Mid-sized Wantman Group has a key role in design of Florida transportation upgrades.

John Carrato, CEO of Alfred Benesch & Co. (Top 500, No. 127), credits the engineer’s growth over the past five years to a decision to expand into new regions and service lines at a time when economic jolts and consolidation have appeared to thin the ranks of midsize design firms.

Benesch is among designers with revenue of between $19.4 million and $122 million, based on ENR Top 500 Design Firms data in 2013, a group whose data researchers now are studying to determine how midsize firms thrive and even outperform many peers, decade after decade.

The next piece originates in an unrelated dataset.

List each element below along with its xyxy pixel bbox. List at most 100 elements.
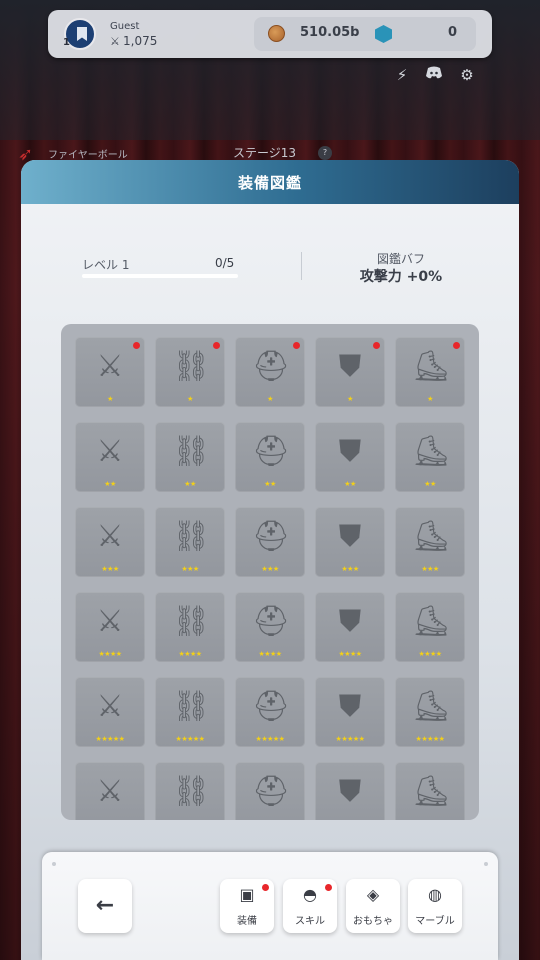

The study is the second phase of a University of Colorado-Boulder analysis, the results of which were first revealed in 2013. The research team was led by Paul Chinowsky, professor of sustainable development, along with Rod Hoffman, CEO of S&H Consulting; Jeff Holcomb, chief development officer of Larson Engineering; and industry management consultants Gerry Salontai and Colvin Matheson.

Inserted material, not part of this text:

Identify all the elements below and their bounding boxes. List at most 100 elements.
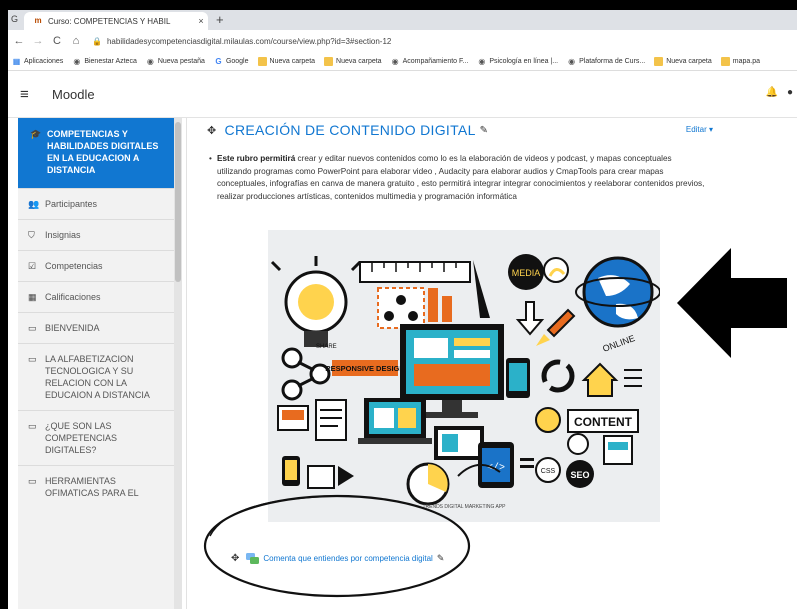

The analysis and executive input offer a look at the characteristics shared by these firms, from efforts to broaden their range of work to talent management and succession planning.

Megafirms, which the researchers categorize at $1.7 billion and up in 2011 revenue, did boost their share of Top 500 volume to 41% in 2011 from 10% in 1986—taking some of that away from the large and midsize firms. Those groups have lost 12% and 21%, respectively, of their revenue since peaking in 1986.

But the researchers emphasize that the design sector "is not a monolithic entity," with midsize firms still propelling growth in key sectors. They have made up at least 60% of the general building sector since the 1980s, with researchers including firms that reported 60% and up of all revenue in that market. The sector comprises 20.4% of all Top 500 revenue in 2014, the second-largest chunk.

In transportation, the midsize share has shrunk to 31% currently from 45% but is only 1% less than that held by large firms. Transportation revenue was the Top 500's largest share, making up 20.8% of this year's total. Midsize firms also fared well in the researchers' performance metric: a revenue increase linked with list-rank gains over the analysis period. Ten of 17 firms in the study's "leadership quadrant" are midsize. Only one very large firm is among "the best of the best," say researchers.

This list-topping characteristic for firm survival and success is a commitment “to investing in and developing staff, retaining talent and encouraging work sharing and collaboration,” the authors say.  Other attributes include “smart diversification,” and delivering financial performance, Hoffman says.

"The flurry of engineering-firm M&As by larger multinationals left many talented engineers looking to get out of the cumbersome and multilayered bureaucracies inherent in firms of that size," says David Wantman, president of Wantman Group Inc. (No. 338 on the Top 500). The firm is lead designer on a $250-milion highway project in southern Florida. "WGI offers them the ability to make an immediate difference" that can "translate to higher revenue and highly satisfied clients," he adds.

Adds Henry Chlupsa, president of D&B Engineers & Architects (No. 307), "We have a need to keep reinventing ourselves ... to be successful and exist in this challenging business where we are constantly competing with large, national firms as well as with local, much smaller consultants."

“The companies that tend to be the leaders also focus much more on long-term succession planning and leadership development,” notes Chinowsky, director of the Mortenson Center in Engineering for Developing Communities. “They keep the focus on the organization versus the owners. They really put the organization first instead of the leadership first.”

But, notes Salontai, companies often talk about doing these things, many still don’t do them or are inconsistent in execution

In recent discussions with two studied firms, Salontai found some interesting differences.

The first company made it a routine practice for its top executives to spend “face time” with key clients. The second firm, when asked if the company’s leaders spent time with clients, responded with a quick, “Oh yeah, we have that program,” he recalled.